Im Rahmen der Möglichkeiten seines knurrigen Erscheinungsbildes hat Michael Groschek erkennbar gute Laune, als er Mitte Dezember vor die wichtigsten Unternehmer tritt, die sich in Nordrhein-Westfalen darum kümmern, Dinge von A nach B oder, häufiger, von Rotterdam nach Köln zu bringen. Der nordrhein-westfälische Verkehrsminister sagt: „Die Probleme der Zukunft unterscheiden sich grundsätzlich von denen der Vergangenheit, und das ist diesmal eine gute Nachricht: Der deutsche Straßenverkehr wird in den nächsten Jahren mit Geld geflutet, wir müssen jetzt zusehen, dass wir überhaupt dazu kommen, es auszugeben.“ Einmal im Jahr treffen sich die Bauunternehmer und Spediteure des Landes zum Verkehrskongress der Handelskammer Düsseldorf, für Groschek ein verlässlich unangenehmer Termin. Nirgendwo gibt es so viele Staus wie in seinem Bundesland, nirgends sind die Straßen in so schlechtem Zustand. Doch in diesem Jahr ist alles anders, schon auf dem Weg zum Podium erhält der SPD-Minister freundlichen Applaus.

Grund dafür ist der Bundesverkehrswegeplan, ein Hunderte Seiten schweres Ungetüm, an dem die interessierte Öffentlichkeit schon nach der zweiten Silbe ihr Interesse verliert. Dieses Desinteresse schien man lange auch in der Düsseldorfer Staatskanzlei zu teilen, und so ließ man es geschehen, dass das größte und am dichtesten besiedelte Bundesland in dem Plan nur eine untergeordnete Rolle spielte. Dabei ist dieser Plan eine gigantische Geldverteilungsmaschine. Was hier mit dem richtigen Buchstabenkürzel versehen ist, das wird gebaut. Und 2016 profitiert davon nach Jahren auch Groscheks Verantwortungsbereich, gut ein Viertel aller Gelder für den Straßenbau sollen in den kommenden Jahren nach NRW fließen. Groschek feiert das auf seine eigene Weise: „Vor uns liegt jetzt ein Jahrzehnt der Baustellen.“

Leider aber zeigt der Fall Leverkusen: Damit fangen die Probleme erst an.

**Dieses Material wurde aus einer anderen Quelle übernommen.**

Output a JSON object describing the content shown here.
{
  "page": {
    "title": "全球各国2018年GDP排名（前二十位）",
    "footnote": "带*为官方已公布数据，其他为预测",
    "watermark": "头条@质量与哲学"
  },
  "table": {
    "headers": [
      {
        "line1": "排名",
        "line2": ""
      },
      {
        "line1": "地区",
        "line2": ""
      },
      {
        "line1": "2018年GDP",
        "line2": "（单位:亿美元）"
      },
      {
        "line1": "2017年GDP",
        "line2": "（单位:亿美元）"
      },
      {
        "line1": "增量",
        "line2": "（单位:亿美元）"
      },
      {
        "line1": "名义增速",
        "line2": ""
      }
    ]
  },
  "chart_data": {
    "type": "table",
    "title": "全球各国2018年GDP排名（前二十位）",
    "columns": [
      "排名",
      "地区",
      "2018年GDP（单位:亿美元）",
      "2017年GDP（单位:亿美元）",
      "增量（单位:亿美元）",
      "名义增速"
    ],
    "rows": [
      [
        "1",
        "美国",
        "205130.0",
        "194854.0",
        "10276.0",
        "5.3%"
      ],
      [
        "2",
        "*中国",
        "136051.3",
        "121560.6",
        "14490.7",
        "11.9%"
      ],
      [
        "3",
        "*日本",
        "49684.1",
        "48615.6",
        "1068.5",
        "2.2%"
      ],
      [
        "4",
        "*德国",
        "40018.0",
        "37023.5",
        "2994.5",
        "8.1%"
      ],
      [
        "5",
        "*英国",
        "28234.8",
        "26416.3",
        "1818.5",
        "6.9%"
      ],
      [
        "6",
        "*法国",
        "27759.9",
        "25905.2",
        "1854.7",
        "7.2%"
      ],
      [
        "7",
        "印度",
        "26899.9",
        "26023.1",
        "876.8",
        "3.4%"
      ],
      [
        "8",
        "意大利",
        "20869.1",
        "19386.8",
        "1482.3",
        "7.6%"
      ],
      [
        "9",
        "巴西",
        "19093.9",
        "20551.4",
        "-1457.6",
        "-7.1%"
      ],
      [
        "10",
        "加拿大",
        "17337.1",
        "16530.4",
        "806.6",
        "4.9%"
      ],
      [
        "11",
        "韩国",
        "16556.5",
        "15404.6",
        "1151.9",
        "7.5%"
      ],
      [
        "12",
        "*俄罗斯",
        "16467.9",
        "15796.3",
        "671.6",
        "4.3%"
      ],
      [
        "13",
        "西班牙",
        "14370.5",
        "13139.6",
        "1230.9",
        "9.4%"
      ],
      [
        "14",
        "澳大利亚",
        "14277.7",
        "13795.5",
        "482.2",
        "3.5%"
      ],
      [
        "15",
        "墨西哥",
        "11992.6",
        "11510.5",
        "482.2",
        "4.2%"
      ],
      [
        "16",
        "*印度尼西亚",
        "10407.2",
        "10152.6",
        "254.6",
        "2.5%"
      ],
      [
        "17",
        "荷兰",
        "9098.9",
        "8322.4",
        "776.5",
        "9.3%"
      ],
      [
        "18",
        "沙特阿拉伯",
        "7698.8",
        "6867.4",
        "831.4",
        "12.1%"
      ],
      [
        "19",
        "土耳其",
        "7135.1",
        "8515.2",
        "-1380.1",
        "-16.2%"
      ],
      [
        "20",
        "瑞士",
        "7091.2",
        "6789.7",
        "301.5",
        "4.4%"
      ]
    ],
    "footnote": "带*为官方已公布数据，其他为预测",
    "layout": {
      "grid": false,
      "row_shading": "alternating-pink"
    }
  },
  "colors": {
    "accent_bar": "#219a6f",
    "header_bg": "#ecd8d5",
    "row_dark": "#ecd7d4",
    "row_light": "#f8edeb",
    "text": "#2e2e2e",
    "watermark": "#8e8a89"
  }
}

Sanierung, das klingt ja erst mal unspektakulär. Die Straße oder Brücke ist schon da, sie muss nur wieder in Schuss gebracht werden. Untersuchungen, ob der Boden das Bauwerk trägt oder die Anwohner den Lärm aushalten, kann man sich sparen. In der Praxis aber ist es genau umgekehrt. „Erneuerungsbauten sind heutzutage zum Teil aufwendiger als neue Projekte“, sagt der Oberstraßenbauer Herr Raithel, „Sie brauchen genauso viele Genehmigungen wie bei einem Neubau und müssen sich zugleich noch überlegen, wie Sie während des Baus den Verkehr am Laufen halten.“ Um das nachzuvollziehen, genügt im Falle der Leverkusener Brücke schon ein kurzer Blick auf die Landkarte. Auf der westlichen Flussseite folgt auf die Brücke nach ein paar Kilometern das Autobahnkreuz mit der A 57, das allein wäre kein Problem. Auf der östlichen Seite aber liegt ein weiteres Autobahnkreuz, das sich direkt an die Brückenauffahrt anschließt und von den Bauingenieuren „Spaghettikreuz“ genannt wird. Die Ursache für die verworrene Form: Der Autobahnknoten windet sich um und über eine der gefährlichsten Mülldeponien Deutschlands.

Seit den Zwanzigerjahren hatte Bayer in dieser Gegend seine Abfälle verbuddelt, den Moden der Zeit entsprechend nahezu undokumentiert und ohne bekannte Auflagen. Stattdessen freute man sich gar noch über den praktischen Nebeneffekt, dass die Müllkippe den dahinter beginnenden Ortsteil Leverkusens vor Hochwassern schützte. Noch beim Bau der Brücke in den Sechzigerjahren nahm man die inzwischen geschlossene Müllkippe als Geländeunebenheit einfach hin, für den Bau des Autobahnkreuzes versuchte man die Eingriffe zwar gering zu halten, schnibbelte letztlich aber doch ziemlich freimütig darin herum.